Today I am happy to present you another paper in our series of recommendable reads: A study by two fellow researchers on the question whether or not crowdsourcing is "worth it". Also, thank you all for the great feedback on this new series! I will continue to introduce new papers over the next weeks.
The Value of Crowdsourcing: Can Users Really Compete with Professionals in Generating New Product Ideas?
By Marion K. Poetz and Martin Schreier
Published in: Journal of Product Innovation Management, Vol. 29 Issue 2 (March 2012)
Download working paper version at SSRN.com or Bocconi University
Generating ideas for new products used to be the exclusive domain of marketers, engineers, and/or designers. Users have only recently been recognized as an alternative source of product ideas.Whereas some have attributed great potential to outsourcing idea generation to the “crowd” of users (“crowdsourcing”), others have been more skeptical.

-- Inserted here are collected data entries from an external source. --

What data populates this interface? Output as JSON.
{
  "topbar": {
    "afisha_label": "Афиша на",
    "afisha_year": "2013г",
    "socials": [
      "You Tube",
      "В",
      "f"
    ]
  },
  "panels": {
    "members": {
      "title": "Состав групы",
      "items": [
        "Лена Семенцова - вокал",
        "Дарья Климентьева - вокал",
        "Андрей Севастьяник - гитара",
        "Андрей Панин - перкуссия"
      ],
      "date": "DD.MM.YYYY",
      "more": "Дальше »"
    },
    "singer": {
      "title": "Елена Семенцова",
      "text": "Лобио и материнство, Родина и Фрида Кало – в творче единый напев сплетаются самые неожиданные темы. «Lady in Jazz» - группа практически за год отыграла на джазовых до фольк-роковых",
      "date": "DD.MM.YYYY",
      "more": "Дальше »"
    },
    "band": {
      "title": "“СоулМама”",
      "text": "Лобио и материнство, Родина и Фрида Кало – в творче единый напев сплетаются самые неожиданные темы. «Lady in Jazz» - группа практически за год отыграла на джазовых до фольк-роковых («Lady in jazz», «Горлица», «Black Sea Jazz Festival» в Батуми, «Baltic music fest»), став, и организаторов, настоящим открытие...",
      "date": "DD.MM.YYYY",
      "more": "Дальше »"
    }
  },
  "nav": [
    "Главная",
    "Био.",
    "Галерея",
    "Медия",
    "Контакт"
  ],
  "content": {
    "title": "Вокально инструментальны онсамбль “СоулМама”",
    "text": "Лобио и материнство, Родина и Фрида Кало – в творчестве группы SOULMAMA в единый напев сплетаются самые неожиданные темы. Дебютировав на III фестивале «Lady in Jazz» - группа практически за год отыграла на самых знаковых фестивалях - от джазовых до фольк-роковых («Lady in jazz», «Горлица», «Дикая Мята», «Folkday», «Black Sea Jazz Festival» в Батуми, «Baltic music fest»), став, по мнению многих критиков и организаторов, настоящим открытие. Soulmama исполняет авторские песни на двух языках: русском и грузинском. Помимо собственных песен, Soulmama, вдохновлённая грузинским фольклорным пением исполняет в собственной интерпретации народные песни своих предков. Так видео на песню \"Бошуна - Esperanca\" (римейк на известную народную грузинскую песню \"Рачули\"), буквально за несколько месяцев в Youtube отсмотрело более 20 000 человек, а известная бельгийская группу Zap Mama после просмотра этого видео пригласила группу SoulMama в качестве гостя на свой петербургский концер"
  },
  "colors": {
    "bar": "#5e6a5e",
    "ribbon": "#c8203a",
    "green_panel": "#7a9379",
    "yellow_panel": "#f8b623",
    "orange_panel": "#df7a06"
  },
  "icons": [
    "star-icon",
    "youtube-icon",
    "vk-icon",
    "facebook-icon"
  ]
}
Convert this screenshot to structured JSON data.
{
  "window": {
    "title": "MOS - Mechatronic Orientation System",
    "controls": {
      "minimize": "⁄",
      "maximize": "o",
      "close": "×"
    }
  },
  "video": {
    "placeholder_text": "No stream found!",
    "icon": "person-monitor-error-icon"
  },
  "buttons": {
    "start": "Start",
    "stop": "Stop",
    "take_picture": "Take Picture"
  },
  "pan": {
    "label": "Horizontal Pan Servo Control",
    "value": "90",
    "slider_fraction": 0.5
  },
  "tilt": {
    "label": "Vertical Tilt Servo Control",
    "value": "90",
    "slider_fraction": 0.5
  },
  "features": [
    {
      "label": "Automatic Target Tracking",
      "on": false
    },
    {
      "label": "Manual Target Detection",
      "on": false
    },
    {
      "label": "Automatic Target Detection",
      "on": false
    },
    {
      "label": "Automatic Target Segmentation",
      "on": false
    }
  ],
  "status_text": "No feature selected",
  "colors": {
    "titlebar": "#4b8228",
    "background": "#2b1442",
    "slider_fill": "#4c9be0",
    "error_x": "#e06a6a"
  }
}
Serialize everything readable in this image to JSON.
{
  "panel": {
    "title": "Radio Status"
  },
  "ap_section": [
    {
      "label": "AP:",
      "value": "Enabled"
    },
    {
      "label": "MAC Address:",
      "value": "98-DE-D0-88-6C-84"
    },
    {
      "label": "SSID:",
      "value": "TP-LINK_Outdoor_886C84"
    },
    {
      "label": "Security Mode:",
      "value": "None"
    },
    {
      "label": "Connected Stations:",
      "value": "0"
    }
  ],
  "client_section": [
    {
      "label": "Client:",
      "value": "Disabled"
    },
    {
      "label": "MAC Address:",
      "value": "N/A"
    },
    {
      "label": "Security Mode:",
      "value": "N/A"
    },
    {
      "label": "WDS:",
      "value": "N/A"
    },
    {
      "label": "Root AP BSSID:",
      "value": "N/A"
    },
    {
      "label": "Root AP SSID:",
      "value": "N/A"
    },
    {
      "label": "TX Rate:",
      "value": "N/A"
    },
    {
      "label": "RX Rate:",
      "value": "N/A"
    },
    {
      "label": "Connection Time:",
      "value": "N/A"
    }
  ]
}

Our colleagues Marion K. Poetz from Copenhagen Business School and Martin Schreier from Bocconi University join this debate by presenting the first real- world comparison of ideas actually generated by a firm’s professionals with those generated by users in the course of an idea generation contest.
For their research, the two scholars coopersated with the MAM Group, a leading company in the baby products. MAM is based in Austria and sells more than 40 million baby products sold each year, being the market leader in many countries, It especially has positioned itself as the firm that is highly capable of designing leading-edge baby products (as demonstrated by several international design prizes).
In their study, Martin and Marion first faciliated a company-internal idea generation process (i.e., ideas generated by professionals) that led to a total of 51 ideas.
Users and customers, in contrast, were invited to submit their new product ideas via an online ideation contest. The incentives for participation were a cash prize of €500 for the winning idea and 50 noncash prizes to be raffled off among participants. Overall, 70 users participated in this idea generation contest.
Executives from the company then evaluated all ideas (blind to their source) in terms of key quality dimensions, including novelty, customer benefit, and feasibility. The following picture has the core results:
As the table shows, Marion and Martin find that on average user ideas score higher in novelty and customer benefit, but lower in feasibility. Even more interestingly, they find that user ideas are placed more frequently than expected among the very best in terms of novelty and customer benefit.
My comments to this paper:
First, this finding is even more striking as the researchers did not use a state of the art ideation contest and invested much into external recruitment of ideas.It really shows the value of looking out of the box and engaging for your firm's periphery.
However, this does not mean that a company's internal R&D people are dump and we all sjopuld better get rid of them. No! For most ideas and innovation, I strongly believe that the internal innovation function still provides the more valuable, as feasible, input of ideas. Consumers only can take a very limited number of highly novel ideas and products.
But in the few times where a company really needs radical innovation, engaging with external users may be more beneficial.
But these external users are often not the customers of the firm (here I find the paper a bit misleading). It are not "average" customers of a firm that come up with the really good ideas, but industry experts, young designers, lead users, and other "non-representative" people that take the opportunity of an ideation contest to pitch their idea to a potential manufacturer. And these contributors will not work for Euro500 price money in the mid term!